Colley, who served as commercial director at Screwfix and later became B&Q’s commercial and marketing boss during a seven-year spell between 2003 and 2010, returned to the DIY group today.

Kingfisher said Colley, who stepped down as boss of Hobbycraft last year after just two months at the helm, will report directly to group chief executive Véronique Laury.

He will have responsibility for creating trading plans across the group, including within its European businesses Castorama and Brico Dépôt.

Colley will also be charged with helping Kingfisher “deliver one consistent proposition” across its different markets as Laury steps up her One Kingfisher transformation plan.
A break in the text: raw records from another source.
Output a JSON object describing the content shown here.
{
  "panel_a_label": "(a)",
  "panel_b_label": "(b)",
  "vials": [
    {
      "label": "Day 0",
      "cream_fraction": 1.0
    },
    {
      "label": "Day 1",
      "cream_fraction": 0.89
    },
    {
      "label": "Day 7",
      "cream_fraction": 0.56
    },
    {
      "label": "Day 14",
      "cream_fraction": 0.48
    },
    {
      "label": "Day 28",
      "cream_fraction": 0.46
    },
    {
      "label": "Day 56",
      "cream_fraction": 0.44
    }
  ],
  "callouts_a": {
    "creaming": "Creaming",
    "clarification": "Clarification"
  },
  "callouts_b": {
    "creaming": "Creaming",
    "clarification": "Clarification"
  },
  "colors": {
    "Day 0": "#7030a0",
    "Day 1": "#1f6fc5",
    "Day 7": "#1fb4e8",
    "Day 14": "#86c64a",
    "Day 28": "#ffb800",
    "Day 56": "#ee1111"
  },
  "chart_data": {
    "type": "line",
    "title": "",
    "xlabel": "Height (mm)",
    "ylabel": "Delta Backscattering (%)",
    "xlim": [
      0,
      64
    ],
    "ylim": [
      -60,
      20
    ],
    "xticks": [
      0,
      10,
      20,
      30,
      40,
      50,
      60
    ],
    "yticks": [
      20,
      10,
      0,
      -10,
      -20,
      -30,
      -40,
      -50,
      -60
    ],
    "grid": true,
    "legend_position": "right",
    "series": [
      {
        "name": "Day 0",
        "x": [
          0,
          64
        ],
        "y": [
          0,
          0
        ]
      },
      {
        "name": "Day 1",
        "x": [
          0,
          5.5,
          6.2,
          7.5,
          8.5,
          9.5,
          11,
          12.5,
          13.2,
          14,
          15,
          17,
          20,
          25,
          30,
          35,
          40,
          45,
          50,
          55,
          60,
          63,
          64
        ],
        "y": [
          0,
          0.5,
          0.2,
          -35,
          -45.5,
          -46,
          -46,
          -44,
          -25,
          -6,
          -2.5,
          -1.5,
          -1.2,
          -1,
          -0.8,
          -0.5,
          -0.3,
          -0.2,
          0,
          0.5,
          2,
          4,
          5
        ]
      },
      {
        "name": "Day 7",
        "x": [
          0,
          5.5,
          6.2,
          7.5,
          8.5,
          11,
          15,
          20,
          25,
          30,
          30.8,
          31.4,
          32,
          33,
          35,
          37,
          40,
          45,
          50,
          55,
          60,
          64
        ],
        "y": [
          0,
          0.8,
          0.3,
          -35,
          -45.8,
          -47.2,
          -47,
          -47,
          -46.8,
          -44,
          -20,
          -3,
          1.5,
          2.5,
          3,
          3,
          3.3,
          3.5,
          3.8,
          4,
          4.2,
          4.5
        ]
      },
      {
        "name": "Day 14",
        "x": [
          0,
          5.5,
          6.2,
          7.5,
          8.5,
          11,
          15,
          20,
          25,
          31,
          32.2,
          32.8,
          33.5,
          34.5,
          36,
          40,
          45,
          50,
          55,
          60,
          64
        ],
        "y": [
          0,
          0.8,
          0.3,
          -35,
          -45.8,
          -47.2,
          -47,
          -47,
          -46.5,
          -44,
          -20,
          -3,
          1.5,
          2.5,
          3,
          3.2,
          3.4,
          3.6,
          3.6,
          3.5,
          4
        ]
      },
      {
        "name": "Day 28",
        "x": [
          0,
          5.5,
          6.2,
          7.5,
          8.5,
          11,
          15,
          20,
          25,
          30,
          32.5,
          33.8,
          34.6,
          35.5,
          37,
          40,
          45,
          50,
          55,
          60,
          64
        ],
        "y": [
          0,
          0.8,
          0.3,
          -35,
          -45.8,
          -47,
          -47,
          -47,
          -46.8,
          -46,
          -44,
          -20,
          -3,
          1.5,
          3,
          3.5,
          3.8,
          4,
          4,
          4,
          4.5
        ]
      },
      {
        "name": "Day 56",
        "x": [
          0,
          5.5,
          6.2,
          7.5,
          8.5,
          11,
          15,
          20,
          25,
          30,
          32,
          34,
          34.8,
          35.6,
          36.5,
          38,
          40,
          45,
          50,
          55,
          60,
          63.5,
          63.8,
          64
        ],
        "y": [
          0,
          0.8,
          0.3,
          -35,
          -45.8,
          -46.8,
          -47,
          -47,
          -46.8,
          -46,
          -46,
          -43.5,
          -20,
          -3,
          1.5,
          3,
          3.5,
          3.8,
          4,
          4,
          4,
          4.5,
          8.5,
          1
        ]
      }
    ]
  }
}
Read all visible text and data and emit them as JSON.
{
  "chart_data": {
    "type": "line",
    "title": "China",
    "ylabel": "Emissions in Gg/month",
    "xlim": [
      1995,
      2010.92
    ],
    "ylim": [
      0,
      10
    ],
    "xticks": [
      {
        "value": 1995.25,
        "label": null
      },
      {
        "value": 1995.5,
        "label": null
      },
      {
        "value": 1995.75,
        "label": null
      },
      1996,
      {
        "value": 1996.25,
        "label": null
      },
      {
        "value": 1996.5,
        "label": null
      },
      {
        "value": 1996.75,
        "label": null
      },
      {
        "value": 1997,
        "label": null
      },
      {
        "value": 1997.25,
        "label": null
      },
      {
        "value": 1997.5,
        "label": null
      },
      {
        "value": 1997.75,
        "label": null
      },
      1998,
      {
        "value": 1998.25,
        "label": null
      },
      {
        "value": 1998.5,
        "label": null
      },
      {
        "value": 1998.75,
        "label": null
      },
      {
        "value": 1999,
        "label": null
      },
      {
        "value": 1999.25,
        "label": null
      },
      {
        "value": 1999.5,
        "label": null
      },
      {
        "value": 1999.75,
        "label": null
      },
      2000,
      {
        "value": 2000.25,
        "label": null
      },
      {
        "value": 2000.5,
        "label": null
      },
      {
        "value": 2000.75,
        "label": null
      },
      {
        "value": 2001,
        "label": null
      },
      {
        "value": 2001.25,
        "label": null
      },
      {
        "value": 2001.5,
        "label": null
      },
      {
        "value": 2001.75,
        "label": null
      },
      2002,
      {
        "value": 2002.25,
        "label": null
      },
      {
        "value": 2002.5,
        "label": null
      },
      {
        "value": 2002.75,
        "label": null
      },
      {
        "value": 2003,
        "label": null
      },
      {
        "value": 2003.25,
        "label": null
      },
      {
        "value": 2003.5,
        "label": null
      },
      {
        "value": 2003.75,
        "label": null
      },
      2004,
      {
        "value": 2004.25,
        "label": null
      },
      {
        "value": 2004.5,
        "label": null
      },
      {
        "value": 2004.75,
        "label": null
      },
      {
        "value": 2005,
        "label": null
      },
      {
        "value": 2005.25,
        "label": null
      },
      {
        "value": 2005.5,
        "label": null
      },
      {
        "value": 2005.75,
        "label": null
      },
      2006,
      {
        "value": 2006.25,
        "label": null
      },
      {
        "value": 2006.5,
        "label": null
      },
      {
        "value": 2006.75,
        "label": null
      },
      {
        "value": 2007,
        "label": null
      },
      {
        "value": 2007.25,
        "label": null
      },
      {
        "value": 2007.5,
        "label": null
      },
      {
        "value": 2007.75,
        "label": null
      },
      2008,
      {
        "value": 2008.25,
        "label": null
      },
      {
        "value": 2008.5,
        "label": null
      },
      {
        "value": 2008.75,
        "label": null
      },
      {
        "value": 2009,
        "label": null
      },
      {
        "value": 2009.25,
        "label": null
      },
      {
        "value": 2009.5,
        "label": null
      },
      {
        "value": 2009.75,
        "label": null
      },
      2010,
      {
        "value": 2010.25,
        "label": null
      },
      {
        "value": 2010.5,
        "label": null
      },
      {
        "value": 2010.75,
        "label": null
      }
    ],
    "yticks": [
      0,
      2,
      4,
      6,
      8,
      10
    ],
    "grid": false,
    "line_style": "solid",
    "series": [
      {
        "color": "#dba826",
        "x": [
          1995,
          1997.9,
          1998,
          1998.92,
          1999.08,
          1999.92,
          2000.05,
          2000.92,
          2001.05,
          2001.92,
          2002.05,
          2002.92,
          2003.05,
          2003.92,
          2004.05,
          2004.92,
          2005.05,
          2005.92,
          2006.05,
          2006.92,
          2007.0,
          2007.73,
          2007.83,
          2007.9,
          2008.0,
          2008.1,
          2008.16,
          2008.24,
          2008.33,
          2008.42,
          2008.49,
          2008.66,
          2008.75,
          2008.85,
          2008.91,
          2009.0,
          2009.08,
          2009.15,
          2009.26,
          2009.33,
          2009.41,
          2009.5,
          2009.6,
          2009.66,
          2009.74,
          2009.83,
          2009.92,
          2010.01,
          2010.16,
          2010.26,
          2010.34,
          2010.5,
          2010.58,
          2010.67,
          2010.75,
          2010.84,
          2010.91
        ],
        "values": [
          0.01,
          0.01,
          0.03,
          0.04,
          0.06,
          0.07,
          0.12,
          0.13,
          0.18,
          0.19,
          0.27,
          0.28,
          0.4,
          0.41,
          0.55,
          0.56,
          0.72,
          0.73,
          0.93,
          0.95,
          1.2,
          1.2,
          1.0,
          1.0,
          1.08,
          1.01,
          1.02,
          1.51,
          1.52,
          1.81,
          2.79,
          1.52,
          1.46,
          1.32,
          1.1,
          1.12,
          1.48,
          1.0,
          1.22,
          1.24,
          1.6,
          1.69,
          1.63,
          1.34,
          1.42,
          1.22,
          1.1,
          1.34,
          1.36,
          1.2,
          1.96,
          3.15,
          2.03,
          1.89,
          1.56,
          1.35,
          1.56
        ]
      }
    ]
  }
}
The five-year strategy is aimed at increasing the group’s annual profitability by £500m.

Kingfisher has already consolidated its supplier network, scrapping a number of ranges and re-merchandising new lines. As well as creating a more unified product proposition across the group, it is also creating a centralised IT platform.

But it blamed “business disruption” caused by the radical overhaul for a 1.3% drop in like-for-like sales during the six months to July 31.

Underlying pre-tax profits, however, edged up 0.9% to £440m during the same period.

Colley’s return to the DIY giant marks his first job since quitting Hobbycraft in September.

He left Kingfisher back in October 2010 to become chief commercial officer at equity-backed Maxeda DIY Group in the Netherlands.

Colley took the reins at the group’s Praxis fascia in April 2012, but returned to the UK in early 2015.

He became managing director of Majestic Wine’s core retail division in August 2015, spending almost two years in the role prior to his short spell in charge of Hobbycraft.